At the end of the day, this is a bit of a relief to me, since it always felt icky to provide the posterior predictive distribution with absolutely certain knowledge about characteristics of the observed response (i.e. whether or not there is at least one detection).

1 Like

A historical note: this language was derived from a common frequentist bait-and-switch. In frequentist inference probability theory is assumed to applicable only to repeated events with limiting frequencies (hence the name) which means we can’t apply probability theory to the model configuration space; parameters have some fixed but known value. Variables like Z can never be observed directly so they’re not technically data, and we can’t apply probability theory (including integrating them out). The bait-and-switch is then to assume that they could be observed in theory but they’re intentionally left out, in which case they are interpreted as “missing data”. In this case the observational model and likelihood functions take the form P(y, Z | \psi, \theta), and the Z can be integrated out to define the “marginal” or “collapsed” likelihood P(y | \psi, \theta).

It’s all much less convolved in the more general Bayesian setting where both data and model configuration variables can be marginalized.

The confusion here largely arises because there are multiple data generating processes consistent with the joint model P(y, Z, \psi, \theta). If multiple observations are made from the same Z then we have the process

\begin{align*} \psi, \theta &\sim P(\psi, \theta) \\ Z &\sim P(Z | \psi, \theta) \\ y_{n} &\sim P(y | Z, \psi, \theta) \end{align*}

On the other hand if Z varies with each observation then we have

\begin{align*} \psi, \theta &\sim P(\psi, \theta) \\ Z_{n} &\sim P(Z | \psi, \theta) \\ y_{n} &\sim P(y | Z_{n}, \psi, \theta) \end{align*}

This distinction doesn’t effect posterior inferences, but it will change the interpretation of the data generating process and hence they generation of retrodictive simulations that exactly match the assumed data generating process. If Z is fixed then retrodictive y_{n} are simulated conditional on Z, and otherwise we have to first simulate retrodictive Z_{n} before simulating the retrodictive y_{n}.
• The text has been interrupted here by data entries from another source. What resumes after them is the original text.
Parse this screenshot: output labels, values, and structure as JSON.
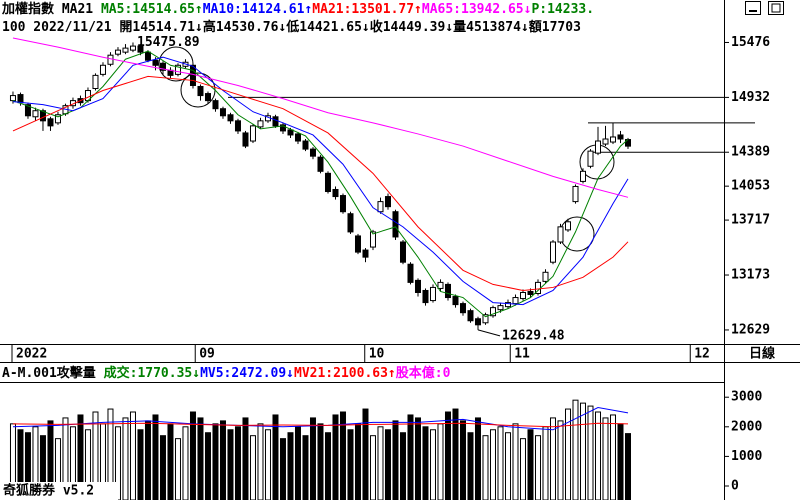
{
  "header": {
    "line1": [
      {
        "text": "加權指數 MA21 ",
        "color": "#000000"
      },
      {
        "text": "MA5:14514.65↑",
        "color": "#008000"
      },
      {
        "text": "MA10:14124.61↑",
        "color": "#0000ff"
      },
      {
        "text": "MA21:13501.77↑",
        "color": "#ff0000"
      },
      {
        "text": "MA65:13942.65↓",
        "color": "#ff00ff"
      },
      {
        "text": "P:14233.",
        "color": "#008000"
      }
    ],
    "line2": [
      {
        "text": "100 2022/11/21 開14514.71↓高14530.76↓低14421.65↓收14449.39↓量4513874↓額17703",
        "color": "#000000"
      }
    ],
    "volume_line": [
      {
        "text": "A-M.001攻擊量 ",
        "color": "#000000"
      },
      {
        "text": "成交:1770.35↓",
        "color": "#008000"
      },
      {
        "text": "MV5:2472.09↓",
        "color": "#0000ff"
      },
      {
        "text": "MV21:2100.63↑",
        "color": "#ff0000"
      },
      {
        "text": "股本億:0",
        "color": "#ff00ff"
      }
    ],
    "period": "日線",
    "app": "奇狐勝券 v5.2"
  },
  "chart_data": [
    {
      "type": "candlestick",
      "open": [
        14900,
        14960,
        14860,
        14740,
        14800,
        14720,
        14680,
        14770,
        14850,
        14920,
        14900,
        15020,
        15160,
        15260,
        15360,
        15380,
        15400,
        15440,
        15380,
        15300,
        15270,
        15200,
        15160,
        15240,
        15250,
        15040,
        14970,
        14900,
        14820,
        14760,
        14700,
        14580,
        14500,
        14640,
        14700,
        14740,
        14660,
        14610,
        14570,
        14500,
        14420,
        14340,
        14180,
        14020,
        13960,
        13780,
        13560,
        13420,
        13450,
        13800,
        13950,
        13800,
        13500,
        13280,
        13120,
        13020,
        12920,
        13040,
        13080,
        12960,
        12890,
        12820,
        12740,
        12700,
        12770,
        12830,
        12860,
        12890,
        12940,
        13010,
        12990,
        13110,
        13300,
        13500,
        13620,
        13900,
        14100,
        14250,
        14380,
        14470,
        14490,
        14560,
        14514.71
      ],
      "high": [
        14990,
        14980,
        14880,
        14830,
        14820,
        14740,
        14790,
        14870,
        14930,
        14950,
        15030,
        15170,
        15280,
        15380,
        15430,
        15460,
        15475.89,
        15460,
        15400,
        15330,
        15290,
        15230,
        15270,
        15310,
        15260,
        15060,
        14990,
        14920,
        14840,
        14780,
        14720,
        14600,
        14670,
        14730,
        14780,
        14760,
        14680,
        14630,
        14590,
        14520,
        14440,
        14360,
        14200,
        14050,
        13980,
        13800,
        13580,
        13440,
        13620,
        13940,
        13980,
        13820,
        13520,
        13300,
        13140,
        13040,
        13080,
        13130,
        13100,
        12980,
        12910,
        12840,
        12760,
        12800,
        12870,
        12900,
        12930,
        12980,
        13030,
        13040,
        13130,
        13230,
        13520,
        13680,
        13730,
        14070,
        14230,
        14420,
        14640,
        14650,
        14680,
        14600,
        14530.76
      ],
      "low": [
        14870,
        14850,
        14720,
        14700,
        14600,
        14600,
        14660,
        14750,
        14820,
        14850,
        14880,
        15000,
        15140,
        15240,
        15340,
        15360,
        15380,
        15350,
        15280,
        15200,
        15150,
        15120,
        15140,
        15220,
        15020,
        14900,
        14870,
        14790,
        14720,
        14670,
        14570,
        14430,
        14480,
        14620,
        14680,
        14630,
        14570,
        14530,
        14470,
        14400,
        14320,
        14180,
        13980,
        13920,
        13780,
        13580,
        13380,
        13300,
        13420,
        13780,
        13820,
        13520,
        13280,
        13080,
        12960,
        12870,
        12900,
        13010,
        12920,
        12850,
        12770,
        12700,
        12629.48,
        12680,
        12750,
        12800,
        12840,
        12870,
        12920,
        12950,
        12970,
        13090,
        13280,
        13480,
        13600,
        13880,
        14080,
        14230,
        14360,
        14450,
        14470,
        14480,
        14421.65
      ],
      "close": [
        14950,
        14880,
        14750,
        14800,
        14700,
        14650,
        14760,
        14850,
        14900,
        14880,
        15000,
        15150,
        15250,
        15350,
        15400,
        15420,
        15440,
        15380,
        15300,
        15250,
        15200,
        15150,
        15250,
        15280,
        15050,
        14950,
        14900,
        14820,
        14750,
        14700,
        14600,
        14450,
        14650,
        14700,
        14750,
        14650,
        14600,
        14560,
        14500,
        14420,
        14350,
        14200,
        14000,
        13950,
        13800,
        13600,
        13400,
        13350,
        13600,
        13900,
        13850,
        13550,
        13300,
        13100,
        13000,
        12900,
        13050,
        13100,
        12950,
        12880,
        12800,
        12720,
        12680,
        12780,
        12850,
        12870,
        12900,
        12950,
        13000,
        12980,
        13100,
        13200,
        13500,
        13650,
        13700,
        14050,
        14200,
        14400,
        14500,
        14520,
        14540,
        14520,
        14449.39
      ],
      "series": [
        {
          "color": "#008000",
          "x": [
            0,
            3,
            6,
            9,
            12,
            15,
            18,
            21,
            24,
            27,
            30,
            33,
            36,
            39,
            42,
            45,
            48,
            51,
            54,
            57,
            60,
            63,
            66,
            69,
            72,
            75,
            78,
            81,
            82
          ],
          "values": [
            14900,
            14820,
            14740,
            14830,
            15040,
            15310,
            15390,
            15250,
            15200,
            15000,
            14760,
            14620,
            14650,
            14550,
            14290,
            13950,
            13580,
            13650,
            13350,
            13010,
            12950,
            12760,
            12840,
            12950,
            13160,
            13600,
            14130,
            14450,
            14514.65
          ]
        },
        {
          "color": "#0000ff",
          "x": [
            0,
            4,
            8,
            12,
            16,
            20,
            24,
            28,
            32,
            36,
            40,
            44,
            48,
            52,
            56,
            60,
            64,
            68,
            72,
            76,
            80,
            82
          ],
          "values": [
            14890,
            14860,
            14800,
            14920,
            15250,
            15330,
            15240,
            15000,
            14790,
            14680,
            14560,
            14270,
            13840,
            13650,
            13400,
            13110,
            12900,
            12880,
            13020,
            13350,
            13880,
            14124.61
          ]
        },
        {
          "color": "#ff0000",
          "x": [
            0,
            6,
            12,
            18,
            24,
            30,
            36,
            42,
            48,
            54,
            60,
            64,
            68,
            72,
            76,
            80,
            82
          ],
          "values": [
            14600,
            14800,
            15000,
            15140,
            15100,
            14960,
            14820,
            14580,
            14180,
            13650,
            13220,
            13080,
            13020,
            13050,
            13150,
            13350,
            13501.77
          ]
        },
        {
          "color": "#ff00ff",
          "x": [
            0,
            6,
            12,
            18,
            24,
            30,
            36,
            42,
            48,
            54,
            60,
            66,
            72,
            78,
            82
          ],
          "values": [
            15520,
            15430,
            15330,
            15240,
            15160,
            15050,
            14920,
            14780,
            14680,
            14570,
            14450,
            14300,
            14150,
            14020,
            13942.65
          ]
        }
      ],
      "reference_lines": [
        14932,
        14680,
        14389
      ],
      "xlim": [
        -1.73,
        94.8
      ],
      "xticks": [
        {
          "value": -0.13,
          "label": "2022"
        },
        {
          "value": 24.3,
          "label": "09"
        },
        {
          "value": 46.9,
          "label": "10"
        },
        {
          "value": 66.3,
          "label": "11"
        },
        {
          "value": 90.3,
          "label": "12"
        }
      ],
      "ylim": [
        12480,
        15540
      ],
      "yticks": [
        15476,
        14932,
        14389,
        14053,
        13717,
        13173,
        12629
      ],
      "up_color": "#ffffff",
      "down_color": "#000000"
    },
    {
      "type": "bar",
      "values": [
        2100,
        1900,
        1800,
        2000,
        1700,
        2200,
        1600,
        2300,
        2000,
        2400,
        1900,
        2500,
        2100,
        2600,
        2000,
        2300,
        2500,
        1900,
        2200,
        2400,
        1700,
        2100,
        1600,
        2000,
        2500,
        2300,
        1800,
        2100,
        2200,
        1900,
        2000,
        2300,
        1700,
        2100,
        1900,
        2400,
        1600,
        1800,
        2000,
        1700,
        2300,
        2100,
        1800,
        2400,
        2500,
        1900,
        2100,
        2600,
        1700,
        2000,
        1900,
        2200,
        1800,
        2400,
        2300,
        2000,
        1900,
        2100,
        2500,
        2600,
        2200,
        1800,
        2300,
        1700,
        1900,
        2000,
        1800,
        2100,
        1600,
        1900,
        1700,
        2000,
        2300,
        2200,
        2600,
        2900,
        2800,
        2700,
        2500,
        2300,
        2400,
        2100,
        1770.35
      ],
      "series": [
        {
          "color": "#0000ff",
          "x": [
            0,
            6,
            12,
            18,
            24,
            30,
            36,
            42,
            48,
            54,
            60,
            66,
            72,
            78,
            82
          ],
          "values": [
            2000,
            2050,
            2150,
            2200,
            2100,
            2050,
            2000,
            2050,
            2150,
            2150,
            2250,
            2000,
            1900,
            2650,
            2472.09
          ]
        },
        {
          "color": "#ff0000",
          "x": [
            0,
            6,
            12,
            18,
            24,
            30,
            36,
            42,
            48,
            54,
            60,
            66,
            72,
            78,
            82
          ],
          "values": [
            2100,
            2080,
            2100,
            2120,
            2080,
            2050,
            2060,
            2050,
            2080,
            2100,
            2120,
            2050,
            2000,
            2120,
            2100.63
          ]
        }
      ],
      "xlim": [
        -1.73,
        94.8
      ],
      "ylim": [
        0,
        3480
      ],
      "yticks": [
        3000,
        2000,
        1000,
        0
      ]
    }
  ]
}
This only gets more confusing when we consider the fact that we can use the inferences from this model to not just make retrodictions but also predictions in other circumstances. In that case we can make predictions both for hypothetical data generating processes where Z is fixed and processes where Z varies! But only one of these hypothetical processes will match the assumed data generating process that generated the observed data.

2 Likes

That’s hilarious! Bummer, though, that it gives a more distasteful flavor to the language. I like calling Z something other than “parameter” since for many important applications (e.g. LOO) the “likelihood” does not condition on Z. And this is true in general for all zero-inflated count models.

My feeble mind likes to latch on to the idea of likelihood as P(\mathrm{data}|\mathrm{parameters}), so I’ll avoid calling Z a parameter whenever possible.

I’ll pushback a bit here. Every mixture model can be interpreted as a single, fixed but unknown group index common to all observations or group indices that very from observation to observation, which means every one of these models has the same ambiguity. In many fields one of these options often becomes convention, but that doesn’t mean that it becomes a general truth!

Again when constructing posterior inferences the difference between the two perspectives doesn’t matter, but when you want to make retrodictions or predictions the two perspectives diverge because retrodictions and predictions depend on more details of the assumed generate process. I think that it’s much more clear to explicitly specify which of those processes you’re assuming instead of relying on an assumed notational convention that may or may not be understood by others.